Items shared between personal and business use — such as your phone bill or home utility costs — must be apportioned based on the percentage used for work. You cannot deduct the full amount. Over-claiming expenses or under-reporting income can trigger a tax audit and result in penalty surcharges, so keep all receipts for seven years and file honestly.
One of the main ways an employer discovers a side job is through resident tax. Normally, an employee's resident tax is deducted directly from payroll (special collection). Extra side-job income raises the total tax amount, which can tip off the payroll department.
To reduce this risk, select "Pay personally (ordinary collection)" in the resident-tax collection-method section of your tax return. This means the side-job portion of your resident tax will be billed to your home address separately. However, some municipalities do not allow ordinary collection for employment income from a second job, so check with your local tax office in advance.
Failure to file when required can lead to penalties such as a non-filing surcharge and delinquent tax. Even if you miss the deadline, filing as soon as possible minimizes the penalties.

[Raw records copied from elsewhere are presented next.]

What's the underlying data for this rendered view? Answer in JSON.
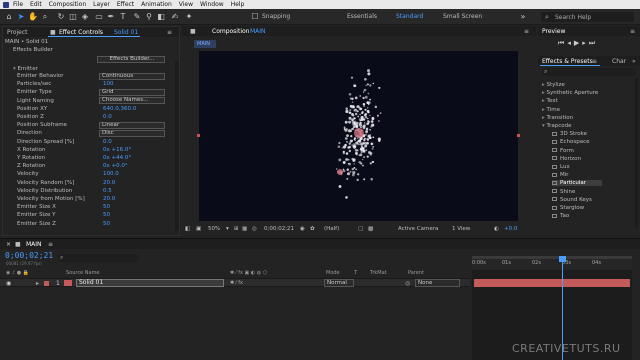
{
  "menubar": [
    "File",
    "Edit",
    "Composition",
    "Layer",
    "Effect",
    "Animation",
    "View",
    "Window",
    "Help"
  ],
  "toolbar": {
    "snapping": "Snapping",
    "workspaces": [
      "Essentials",
      "Standard",
      "Small Screen"
    ],
    "active_workspace": "Standard",
    "search_placeholder": "Search Help"
  },
  "effect_controls": {
    "project_tab": "Project",
    "tab_label": "Effect Controls",
    "tab_layer": "Solid 01",
    "breadcrumb": "MAIN • Solid 01",
    "effect_name": "Effects Builder",
    "effects_builder_button": "Effects Builder...",
    "section": "Emitter",
    "rows": [
      {
        "label": "Emitter Behavior",
        "value": "Continuous",
        "kind": "dropdown"
      },
      {
        "label": "Particles/sec",
        "value": "100",
        "kind": "value"
      },
      {
        "label": "Emitter Type",
        "value": "Grid",
        "kind": "dropdown"
      },
      {
        "label": "Light Naming",
        "value": "Choose Names...",
        "kind": "dropdown"
      },
      {
        "label": "Position XY",
        "value": "640.0,360.0",
        "kind": "value"
      },
      {
        "label": "Position Z",
        "value": "0.0",
        "kind": "value"
      },
      {
        "label": "Position Subframe",
        "value": "Linear",
        "kind": "dropdown"
      },
      {
        "label": "Direction",
        "value": "Disc",
        "kind": "dropdown"
      },
      {
        "label": "Direction Spread [%]",
        "value": "0.0",
        "kind": "value"
      },
      {
        "label": "X Rotation",
        "value": "0x +16.0°",
        "kind": "value"
      },
      {
        "label": "Y Rotation",
        "value": "0x +44.0°",
        "kind": "value"
      },
      {
        "label": "Z Rotation",
        "value": "0x +0.0°",
        "kind": "value"
      },
      {
        "label": "Velocity",
        "value": "100.0",
        "kind": "value"
      },
      {
        "label": "Velocity Random [%]",
        "value": "20.0",
        "kind": "value"
      },
      {
        "label": "Velocity Distribution",
        "value": "0.5",
        "kind": "value"
      },
      {
        "label": "Velocity from Motion [%]",
        "value": "20.0",
        "kind": "value"
      },
      {
        "label": "Emitter Size X",
        "value": "50",
        "kind": "value"
      },
      {
        "label": "Emitter Size Y",
        "value": "50",
        "kind": "value"
      },
      {
        "label": "Emitter Size Z",
        "value": "50",
        "kind": "value"
      }
    ]
  },
  "composition": {
    "tab_label": "Composition",
    "tab_name": "MAIN",
    "sub_tab": "MAIN",
    "zoom": "50%",
    "timecode": "0;00;02;21",
    "resolution": "(Half)",
    "camera": "Active Camera",
    "views": "1 View",
    "exposure": "+0.0"
  },
  "preview": {
    "title": "Preview"
  },
  "effects_presets": {
    "title": "Effects & Presets",
    "tab2": "Char",
    "categories": [
      "Stylize",
      "Synthetic Aperture",
      "Text",
      "Time",
      "Transition"
    ],
    "open_category": "Trapcode",
    "items": [
      "3D Stroke",
      "Echospace",
      "Form",
      "Horizon",
      "Lux",
      "Mir",
      "Particular",
      "Shine",
      "Sound Keys",
      "Starglow",
      "Tao"
    ],
    "selected": "Particular"
  },
  "timeline": {
    "tab_name": "MAIN",
    "timecode": "0;00;02;21",
    "frames": "00081 (29.97 fps)",
    "columns": {
      "source": "Source Name",
      "mode": "Mode",
      "trkmat": "TrkMat",
      "parent": "Parent"
    },
    "layer": {
      "index": "1",
      "name": "Solid 01",
      "mode": "Normal",
      "parent": "None"
    },
    "ruler": [
      "0:00s",
      "01s",
      "02s",
      "03s",
      "04s"
    ],
    "playhead_fraction": 0.56
  },
  "watermark": "CREATIVETUTS.RU",
  "colors": {
    "accent": "#4a9eff",
    "layer_bar": "#c45a5a",
    "viewer_bg": "#0a0b18"
  }
}
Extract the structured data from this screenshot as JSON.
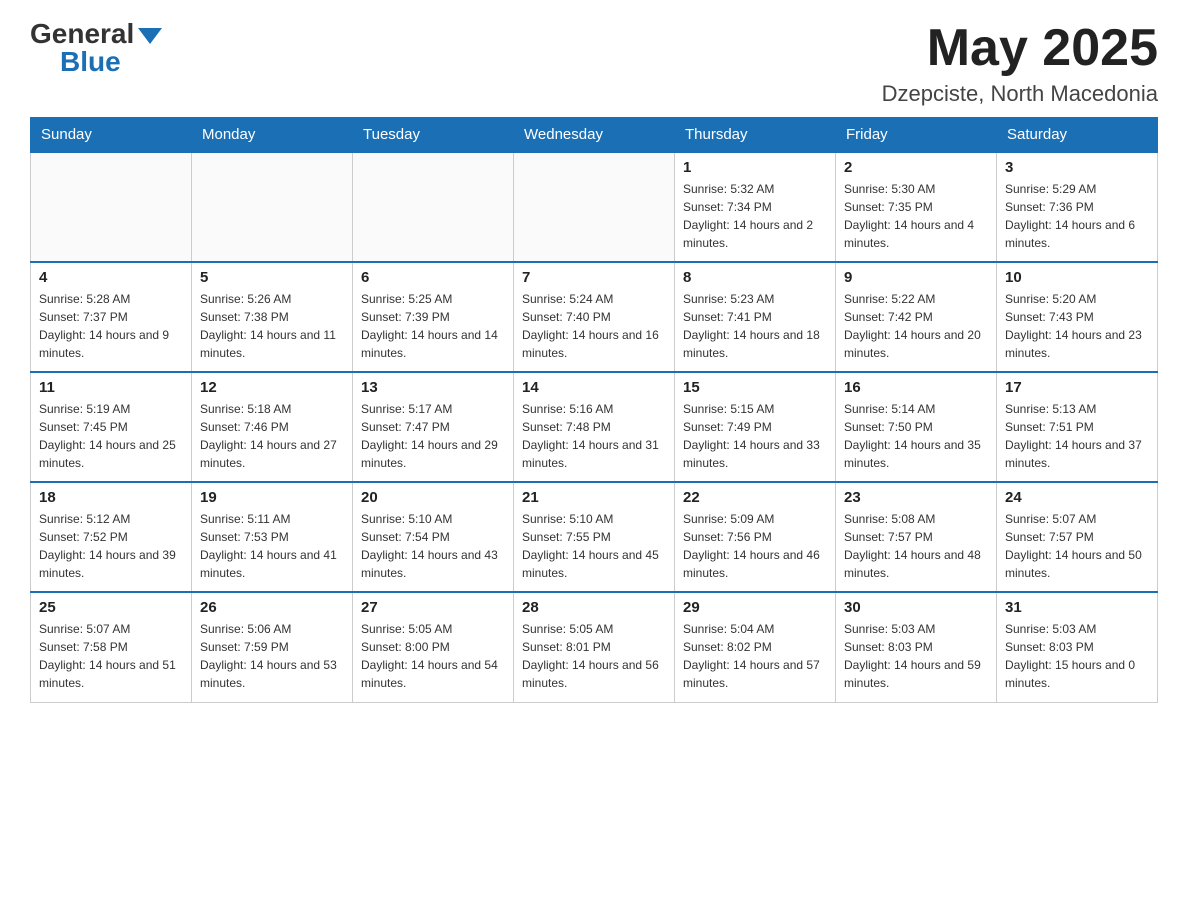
{
  "header": {
    "logo_general": "General",
    "logo_blue": "Blue",
    "month_title": "May 2025",
    "location": "Dzepciste, North Macedonia"
  },
  "days_of_week": [
    "Sunday",
    "Monday",
    "Tuesday",
    "Wednesday",
    "Thursday",
    "Friday",
    "Saturday"
  ],
  "weeks": [
    [
      {
        "day": "",
        "info": ""
      },
      {
        "day": "",
        "info": ""
      },
      {
        "day": "",
        "info": ""
      },
      {
        "day": "",
        "info": ""
      },
      {
        "day": "1",
        "info": "Sunrise: 5:32 AM\nSunset: 7:34 PM\nDaylight: 14 hours and 2 minutes."
      },
      {
        "day": "2",
        "info": "Sunrise: 5:30 AM\nSunset: 7:35 PM\nDaylight: 14 hours and 4 minutes."
      },
      {
        "day": "3",
        "info": "Sunrise: 5:29 AM\nSunset: 7:36 PM\nDaylight: 14 hours and 6 minutes."
      }
    ],
    [
      {
        "day": "4",
        "info": "Sunrise: 5:28 AM\nSunset: 7:37 PM\nDaylight: 14 hours and 9 minutes."
      },
      {
        "day": "5",
        "info": "Sunrise: 5:26 AM\nSunset: 7:38 PM\nDaylight: 14 hours and 11 minutes."
      },
      {
        "day": "6",
        "info": "Sunrise: 5:25 AM\nSunset: 7:39 PM\nDaylight: 14 hours and 14 minutes."
      },
      {
        "day": "7",
        "info": "Sunrise: 5:24 AM\nSunset: 7:40 PM\nDaylight: 14 hours and 16 minutes."
      },
      {
        "day": "8",
        "info": "Sunrise: 5:23 AM\nSunset: 7:41 PM\nDaylight: 14 hours and 18 minutes."
      },
      {
        "day": "9",
        "info": "Sunrise: 5:22 AM\nSunset: 7:42 PM\nDaylight: 14 hours and 20 minutes."
      },
      {
        "day": "10",
        "info": "Sunrise: 5:20 AM\nSunset: 7:43 PM\nDaylight: 14 hours and 23 minutes."
      }
    ],
    [
      {
        "day": "11",
        "info": "Sunrise: 5:19 AM\nSunset: 7:45 PM\nDaylight: 14 hours and 25 minutes."
      },
      {
        "day": "12",
        "info": "Sunrise: 5:18 AM\nSunset: 7:46 PM\nDaylight: 14 hours and 27 minutes."
      },
      {
        "day": "13",
        "info": "Sunrise: 5:17 AM\nSunset: 7:47 PM\nDaylight: 14 hours and 29 minutes."
      },
      {
        "day": "14",
        "info": "Sunrise: 5:16 AM\nSunset: 7:48 PM\nDaylight: 14 hours and 31 minutes."
      },
      {
        "day": "15",
        "info": "Sunrise: 5:15 AM\nSunset: 7:49 PM\nDaylight: 14 hours and 33 minutes."
      },
      {
        "day": "16",
        "info": "Sunrise: 5:14 AM\nSunset: 7:50 PM\nDaylight: 14 hours and 35 minutes."
      },
      {
        "day": "17",
        "info": "Sunrise: 5:13 AM\nSunset: 7:51 PM\nDaylight: 14 hours and 37 minutes."
      }
    ],
    [
      {
        "day": "18",
        "info": "Sunrise: 5:12 AM\nSunset: 7:52 PM\nDaylight: 14 hours and 39 minutes."
      },
      {
        "day": "19",
        "info": "Sunrise: 5:11 AM\nSunset: 7:53 PM\nDaylight: 14 hours and 41 minutes."
      },
      {
        "day": "20",
        "info": "Sunrise: 5:10 AM\nSunset: 7:54 PM\nDaylight: 14 hours and 43 minutes."
      },
      {
        "day": "21",
        "info": "Sunrise: 5:10 AM\nSunset: 7:55 PM\nDaylight: 14 hours and 45 minutes."
      },
      {
        "day": "22",
        "info": "Sunrise: 5:09 AM\nSunset: 7:56 PM\nDaylight: 14 hours and 46 minutes."
      },
      {
        "day": "23",
        "info": "Sunrise: 5:08 AM\nSunset: 7:57 PM\nDaylight: 14 hours and 48 minutes."
      },
      {
        "day": "24",
        "info": "Sunrise: 5:07 AM\nSunset: 7:57 PM\nDaylight: 14 hours and 50 minutes."
      }
    ],
    [
      {
        "day": "25",
        "info": "Sunrise: 5:07 AM\nSunset: 7:58 PM\nDaylight: 14 hours and 51 minutes."
      },
      {
        "day": "26",
        "info": "Sunrise: 5:06 AM\nSunset: 7:59 PM\nDaylight: 14 hours and 53 minutes."
      },
      {
        "day": "27",
        "info": "Sunrise: 5:05 AM\nSunset: 8:00 PM\nDaylight: 14 hours and 54 minutes."
      },
      {
        "day": "28",
        "info": "Sunrise: 5:05 AM\nSunset: 8:01 PM\nDaylight: 14 hours and 56 minutes."
      },
      {
        "day": "29",
        "info": "Sunrise: 5:04 AM\nSunset: 8:02 PM\nDaylight: 14 hours and 57 minutes."
      },
      {
        "day": "30",
        "info": "Sunrise: 5:03 AM\nSunset: 8:03 PM\nDaylight: 14 hours and 59 minutes."
      },
      {
        "day": "31",
        "info": "Sunrise: 5:03 AM\nSunset: 8:03 PM\nDaylight: 15 hours and 0 minutes."
      }
    ]
  ]
}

Side-job tax is calculated by combining it with your primary salary, so the amount varies by your main income level. As a rough guide, an employee earning 5 million yen per year who makes 300,000 yen from a side job would owe roughly an additional 30,000 yen in income tax and 30,000 yen in resident tax. Japan's progressive tax system means the higher your primary salary, the higher the marginal rate applied to your side income.
A spreadsheet is fine for very small operations, but as transactions grow, cloud accounting software is highly recommended. Link it to your bank account and credit card and entries are categorized automatically, saving enormous time from bookkeeping through return generation. Most services support the double-entry bookkeeping needed for a blue return, so even non-accountants can handle it with confidence.
The basic rule for side-job tax filing is whether your annual income exceeds 200,000 yen. Keep in mind that the criterion differs between gross revenue and net income depending on your side-job type, and that the 200,000-yen rule does not extend to resident tax.
Filing itself is manageable even for beginners using the NTA's online tools or accounting software. The keys to a smooth filing and smart tax savings are keeping diligent daily records and managing your expenses correctly. Master the basics so you can continue your side job with peace of mind.